The Classroom Troubleshooter

Description

96 pages
Contains Bibliography, Index
$18.95
ISBN 1-55138-162-1
DDC 372.13

Author

Year

2003

Contributor

Reviewed by Luke Lawson

Luke Lawson is a teacher and administrator in Vancouver, B.C.

Review

Most teachers complain about the excessive amount of work that must be
completed in and out of the classroom. This brief and rather disjointed
book provides teachers with worksheets and strategies for dealing with
“the paper chase,” discipline, evaluation, the learning and language
dilemma, and reflection.

The author makes some valid points (e.g., detentions are a waste of
time, and teachers should instead sit down and talk with the offending
students), but he is off the mark on others, as when he suggests that
“the only place students don’t feel pressure about grades is within
their peer group; from the perspective of the peer group, everyone is in
same boat and it’s everyone against the system.” This is simply not
true.

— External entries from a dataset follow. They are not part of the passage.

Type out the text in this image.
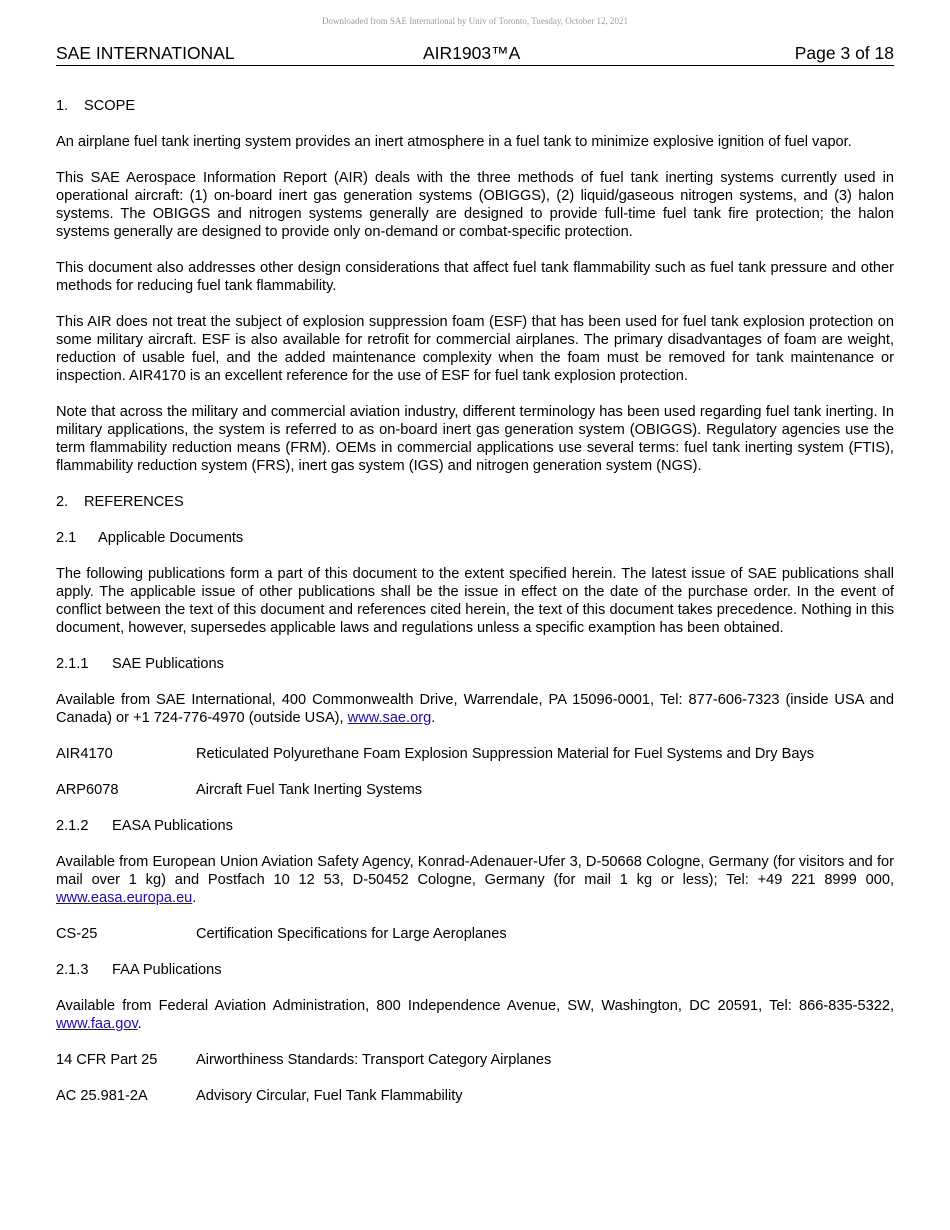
Downloaded from SAE International by Univ of Toronto, Tuesday, October 12, 2021
SAE INTERNATIONAL	AIR1903™A	Page 3 of 18
1. SCOPE

An airplane fuel tank inerting system provides an inert atmosphere in a fuel tank to minimize explosive ignition of fuel vapor.

This SAE Aerospace Information Report (AIR) deals with the three methods of fuel tank inerting systems currently used in operational aircraft: (1) on-board inert gas generation systems (OBIGGS), (2) liquid/gaseous nitrogen systems, and (3) halon systems. The OBIGGS and nitrogen systems generally are designed to provide full-time fuel tank fire protection; the halon systems generally are designed to provide only on-demand or combat-specific protection.

This document also addresses other design considerations that affect fuel tank flammability such as fuel tank pressure and other methods for reducing fuel tank flammability.

This AIR does not treat the subject of explosion suppression foam (ESF) that has been used for fuel tank explosion protection on some military aircraft. ESF is also available for retrofit for commercial airplanes. The primary disadvantages of foam are weight, reduction of usable fuel, and the added maintenance complexity when the foam must be removed for tank maintenance or inspection. AIR4170 is an excellent reference for the use of ESF for fuel tank explosion protection.

Note that across the military and commercial aviation industry, different terminology has been used regarding fuel tank inerting. In military applications, the system is referred to as on-board inert gas generation system (OBIGGS). Regulatory agencies use the term flammability reduction means (FRM). OEMs in commercial applications use several terms: fuel tank inerting system (FTIS), flammability reduction system (FRS), inert gas system (IGS) and nitrogen generation system (NGS).

2. REFERENCES
2.1 Applicable Documents

The following publications form a part of this document to the extent specified herein. The latest issue of SAE publications shall apply. The applicable issue of other publications shall be the issue in effect on the date of the purchase order. In the event of conflict between the text of this document and references cited herein, the text of this document takes precedence. Nothing in this document, however, supersedes applicable laws and regulations unless a specific examption has been obtained.

2.1.1 SAE Publications

Available from SAE International, 400 Commonwealth Drive, Warrendale, PA 15096-0001, Tel: 877-606-7323 (inside USA and Canada) or +1 724-776-4970 (outside USA), www.sae.org.

AIR4170	Reticulated Polyurethane Foam Explosion Suppression Material for Fuel Systems and Dry Bays
ARP6078	Aircraft Fuel Tank Inerting Systems
2.1.2 EASA Publications

Available from European Union Aviation Safety Agency, Konrad-Adenauer-Ufer 3, D-50668 Cologne, Germany (for visitors and for mail over 1 kg) and Postfach 10 12 53, D-50452 Cologne, Germany (for mail 1 kg or less); Tel: +49 221 8999 000, www.easa.europa.eu.

CS-25	Certification Specifications for Large Aeroplanes
2.1.3 FAA Publications

Available from Federal Aviation Administration, 800 Independence Avenue, SW, Washington, DC 20591, Tel: 866-835-5322, www.faa.gov.

14 CFR Part 25	Airworthiness Standards: Transport Category Airplanes
AC 25.981-2A	Advisory Circular, Fuel Tank Flammability
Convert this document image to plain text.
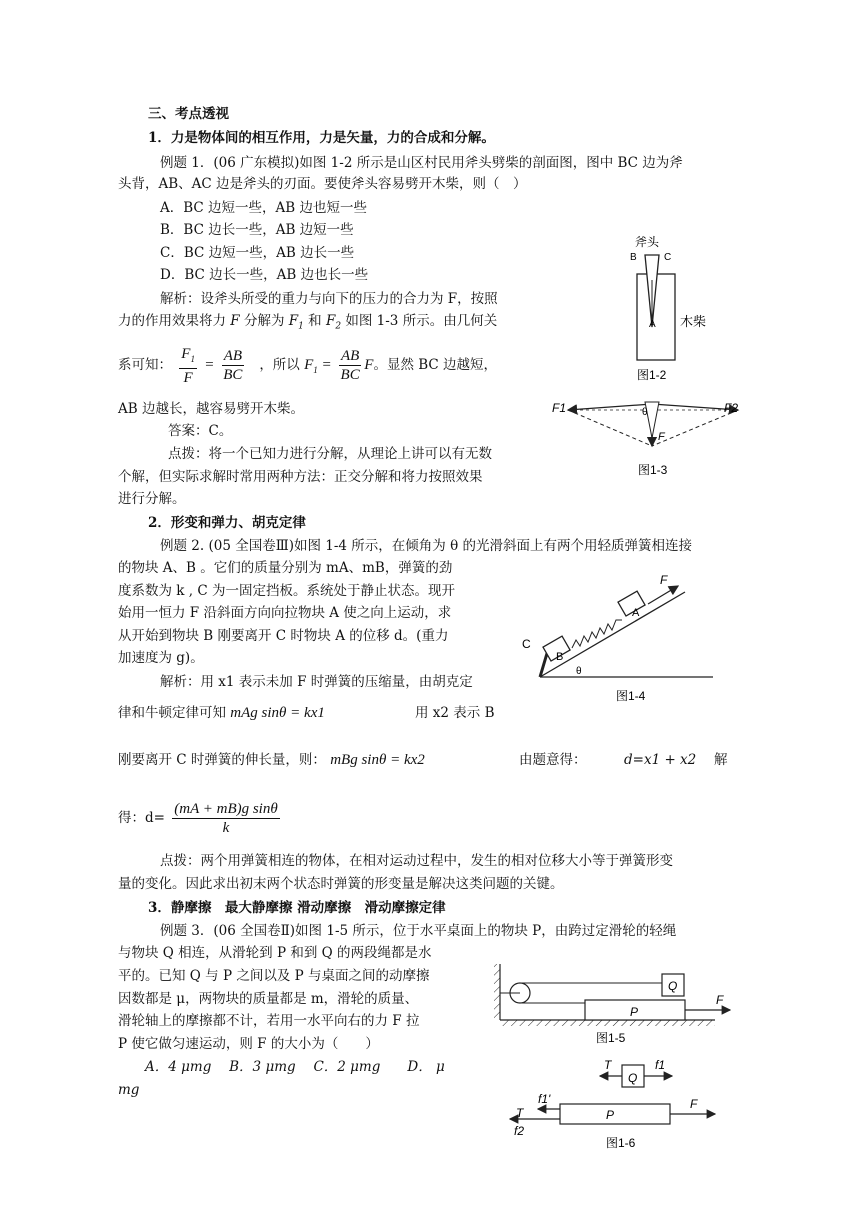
三、考点透视
1．力是物体间的相互作用，力是矢量，力的合成和分解。
例题 1．(06 广东模拟)如图 1-2 所示是山区村民用斧头劈柴的剖面图，图中 BC 边为斧
头背，AB、AC 边是斧头的刃面。要使斧头容易劈开木柴，则（　）
A．BC 边短一些，AB 边也短一些
B．BC 边长一些，AB 边短一些
C．BC 边短一些，AB 边长一些
D．BC 边长一些，AB 边也长一些
解析：设斧头所受的重力与向下的压力的合力为 F，按照
力的作用效果将力 F 分解为 $F_1$ 和 $F_2$ 如图 1-3 所示。由几何关
系可知： $\frac{F_1}{F} = \frac{AB}{BC}$ ，所以 $F_1 = \frac{AB}{BC}$ F。显然 BC 边越短，
AB 边越长，越容易劈开木柴。
答案：C。
点拨：将一个已知力进行分解，从理论上讲可以有无数
个解，但实际求解时常用两种方法：正交分解和将力按照效果
进行分解。
斧头
B	C
A 木柴
图1-2
F1	F2
θ
F
图1-3
2．形变和弹力、胡克定律
例题 2. (05 全国卷Ⅲ)如图 1-4 所示，在倾角为 θ 的光滑斜面上有两个用轻质弹簧相连接
的物块 A、B 。它们的质量分别为 mA、mB，弹簧的劲
度系数为 k , C 为一固定挡板。系统处于静止状态。现开
始用一恒力 F 沿斜面方向向拉物块 A 使之向上运动，求
从开始到物块 B 刚要离开 C 时物块 A 的位移 d。(重力
加速度为 g)。
解析：用 x1 表示未加 F 时弹簧的压缩量，由胡克定
律和牛顿定律可知 mAg sinθ = kx1	用 x2 表示 B
C
B
A
F
θ
图1-4
刚要离开 C 时弹簧的伸长量，则： mBg sinθ = kx2	由题意得：	d=x1 + x2 解
得：$d= \frac{\text{(mA + mB)g sinθ}}{k}$
点拨：两个用弹簧相连的物体，在相对运动过程中，发生的相对位移大小等于弹簧形变
量的变化。因此求出初末两个状态时弹簧的形变量是解决这类问题的关键。
3．静摩擦　最大静摩擦 滑动摩擦　滑动摩擦定律
例题 3．(06 全国卷Ⅱ)如图 1-5 所示，位于水平桌面上的物块 P，由跨过定滑轮的轻绳
与物块 Q 相连，从滑轮到 P 和到 Q 的两段绳都是水
平的。已知 Q 与 P 之间以及 P 与桌面之间的动摩擦
因数都是 μ，两物块的质量都是 m，滑轮的质量、
滑轮轴上的摩擦都不计，若用一水平向右的力 F 拉
P 使它做匀速运动，则 F 的大小为（　　）
A．4 μmg　 B．3 μmg　 C．2 μmg　　D． μ
mg
Q
P
F
图1-5
T
Q
f1
f1'
T	P
F
f2
图1-6
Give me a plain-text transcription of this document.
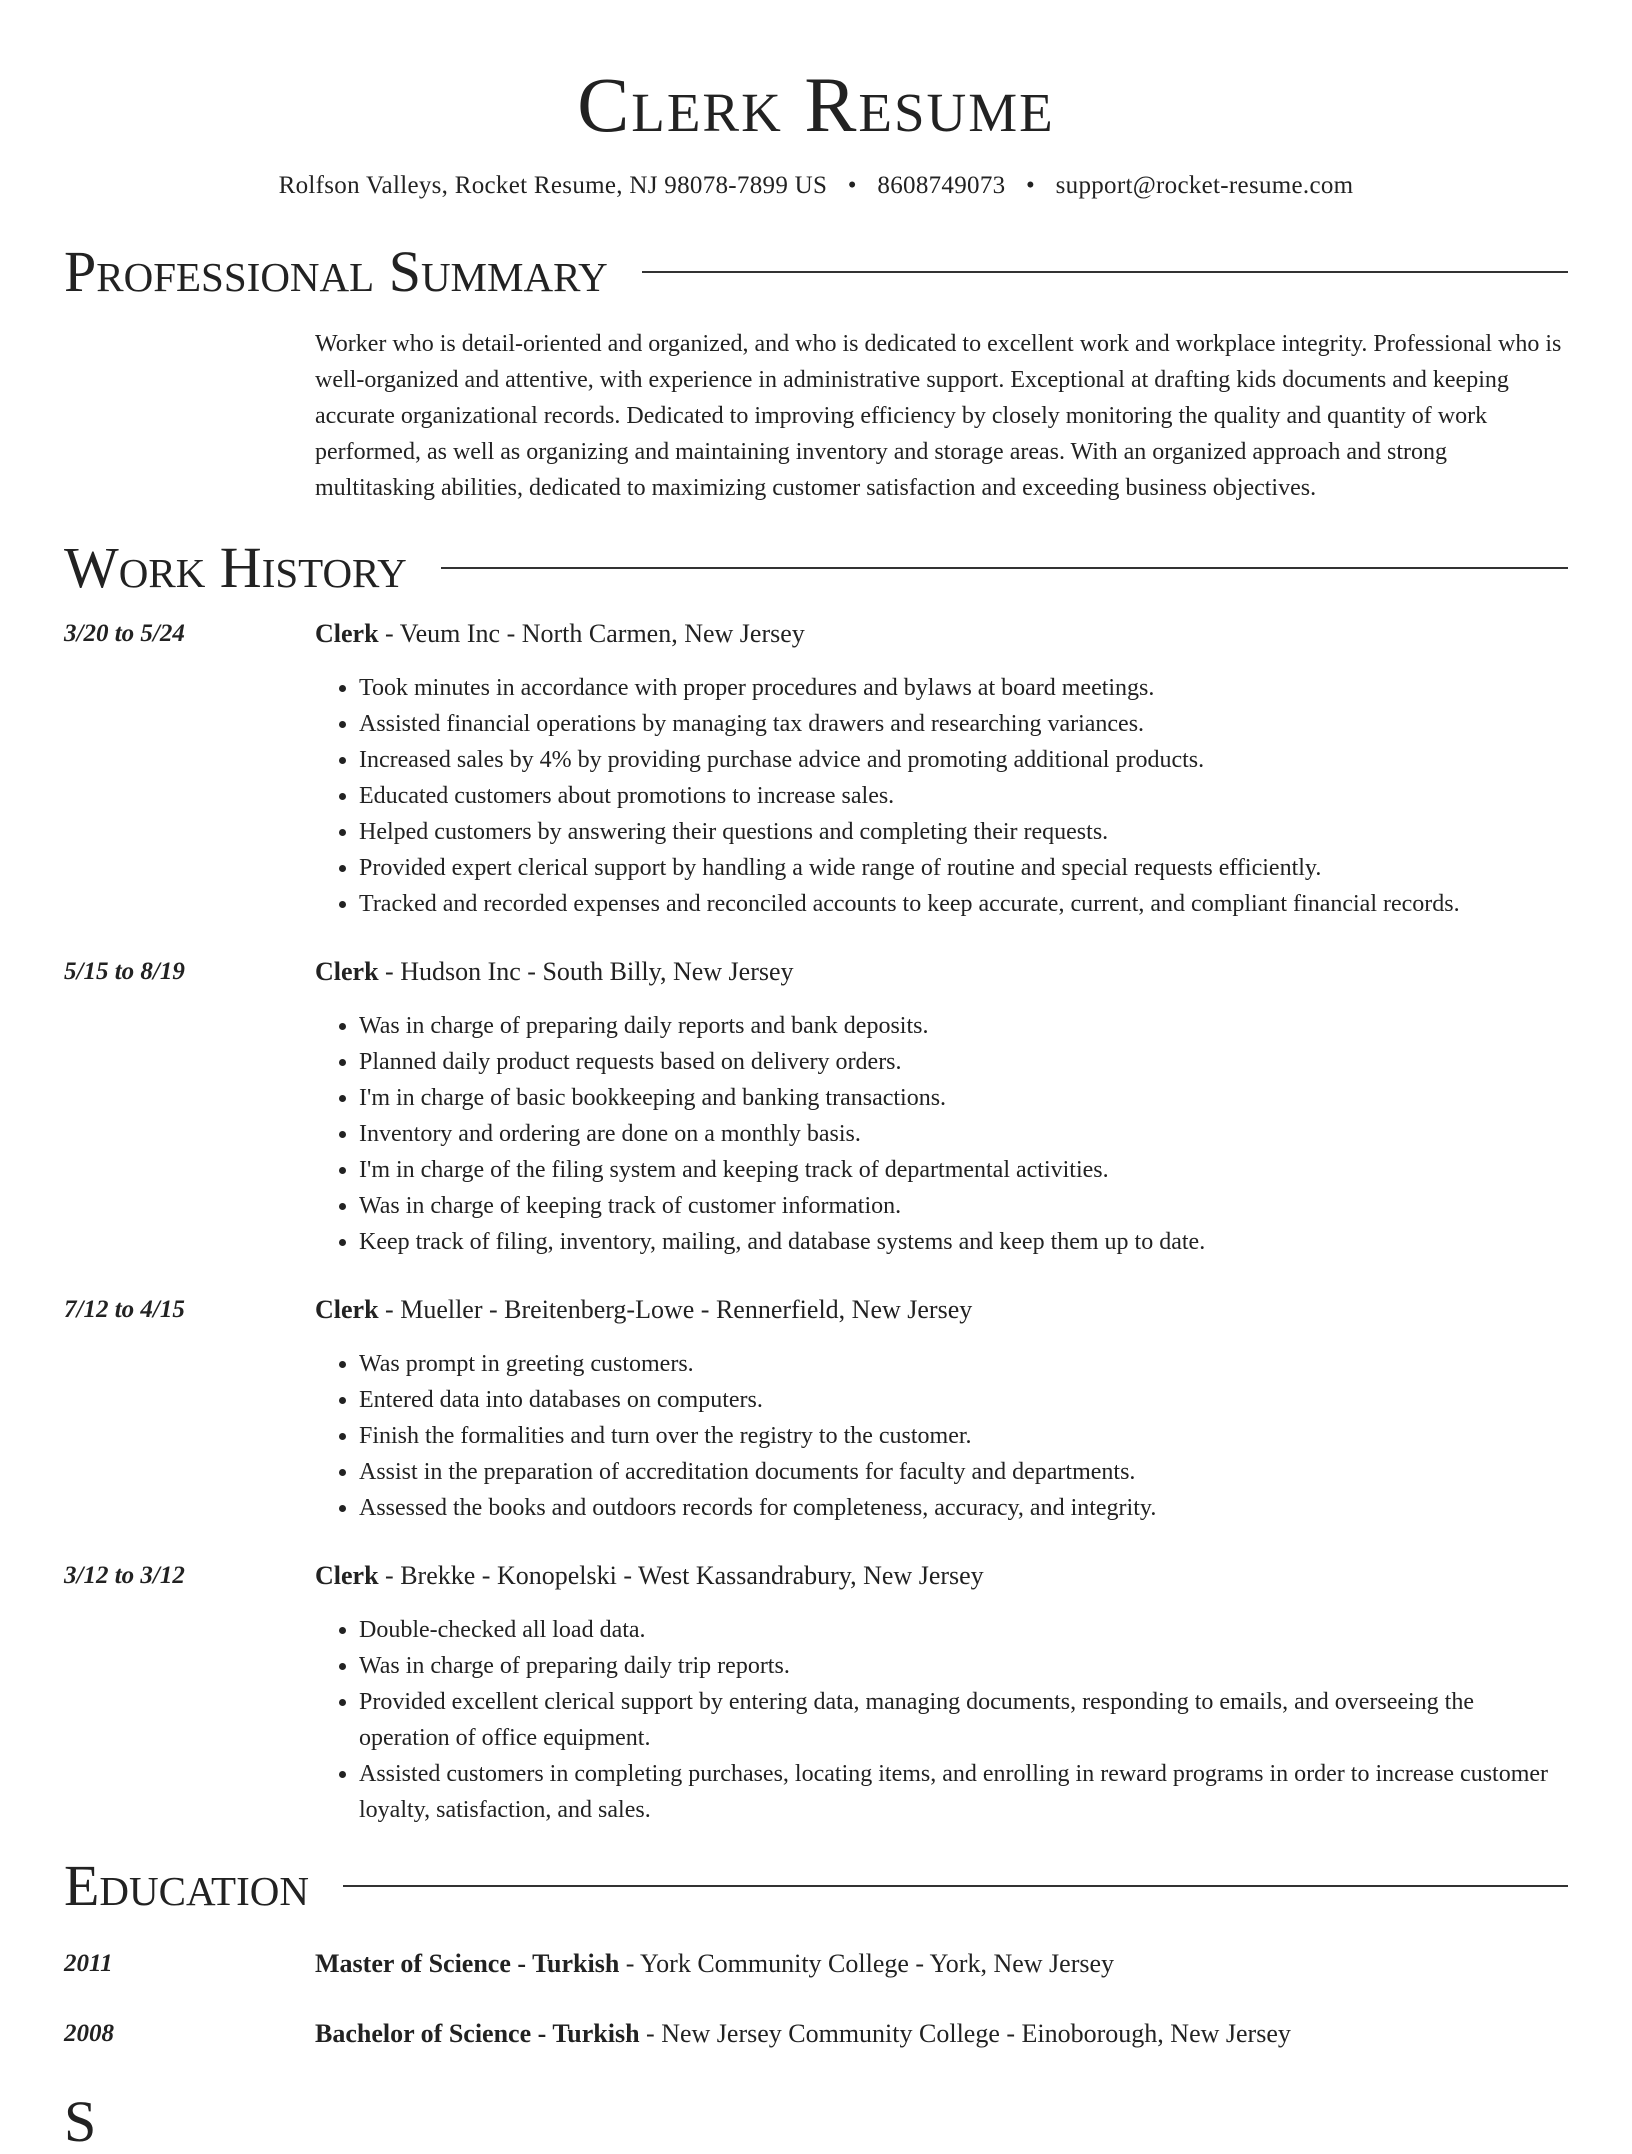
Clerk Resume
Rolfson Valleys, Rocket Resume, NJ 98078-7899 US • 8608749073 • support@rocket-resume.com
Professional Summary
Worker who is detail-oriented and organized, and who is dedicated to excellent work and workplace integrity. Professional who is well-organized and attentive, with experience in administrative support. Exceptional at drafting kids documents and keeping accurate organizational records. Dedicated to improving efficiency by closely monitoring the quality and quantity of work performed, as well as organizing and maintaining inventory and storage areas. With an organized approach and strong multitasking abilities, dedicated to maximizing customer satisfaction and exceeding business objectives.
Work History
3/20 to 5/24	Clerk - Veum Inc - North Carmen, New Jersey
• Took minutes in accordance with proper procedures and bylaws at board meetings.
• Assisted financial operations by managing tax drawers and researching variances.
• Increased sales by 4% by providing purchase advice and promoting additional products.
• Educated customers about promotions to increase sales.
• Helped customers by answering their questions and completing their requests.
• Provided expert clerical support by handling a wide range of routine and special requests efficiently.
• Tracked and recorded expenses and reconciled accounts to keep accurate, current, and compliant financial records.
5/15 to 8/19	Clerk - Hudson Inc - South Billy, New Jersey
• Was in charge of preparing daily reports and bank deposits.
• Planned daily product requests based on delivery orders.
• I'm in charge of basic bookkeeping and banking transactions.
• Inventory and ordering are done on a monthly basis.
• I'm in charge of the filing system and keeping track of departmental activities.
• Was in charge of keeping track of customer information.
• Keep track of filing, inventory, mailing, and database systems and keep them up to date.
7/12 to 4/15	Clerk - Mueller - Breitenberg-Lowe - Rennerfield, New Jersey
• Was prompt in greeting customers.
• Entered data into databases on computers.
• Finish the formalities and turn over the registry to the customer.
• Assist in the preparation of accreditation documents for faculty and departments.
• Assessed the books and outdoors records for completeness, accuracy, and integrity.
3/12 to 3/12	Clerk - Brekke - Konopelski - West Kassandrabury, New Jersey
• Double-checked all load data.
• Was in charge of preparing daily trip reports.
• Provided excellent clerical support by entering data, managing documents, responding to emails, and overseeing the operation of office equipment.
• Assisted customers in completing purchases, locating items, and enrolling in reward programs in order to increase customer loyalty, satisfaction, and sales.
Education
2011	Master of Science - Turkish - York Community College - York, New Jersey
2008	Bachelor of Science - Turkish - New Jersey Community College - Einoborough, New Jersey
S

Students do compete with each other, especially in high school,
when scholarships, rankings, post-secondary options, honour rolls, and
recruitments are often on the table.

Teachers new to the profession may find the strategies a good starting
place, but most experienced teachers should have effective systems
already in place. This reviewer has been in the profession for 13 years
and found many of the suggestions rather elementary and simplistic (they
were dealt with in teacher education). Simply put, teachers need to
understand that there are 60- to 70-hour work weeks (and, for that very
reason, as many as 12 weeks of holiday per annum); if they are not
prepared to deal with all the demands, they should find another job.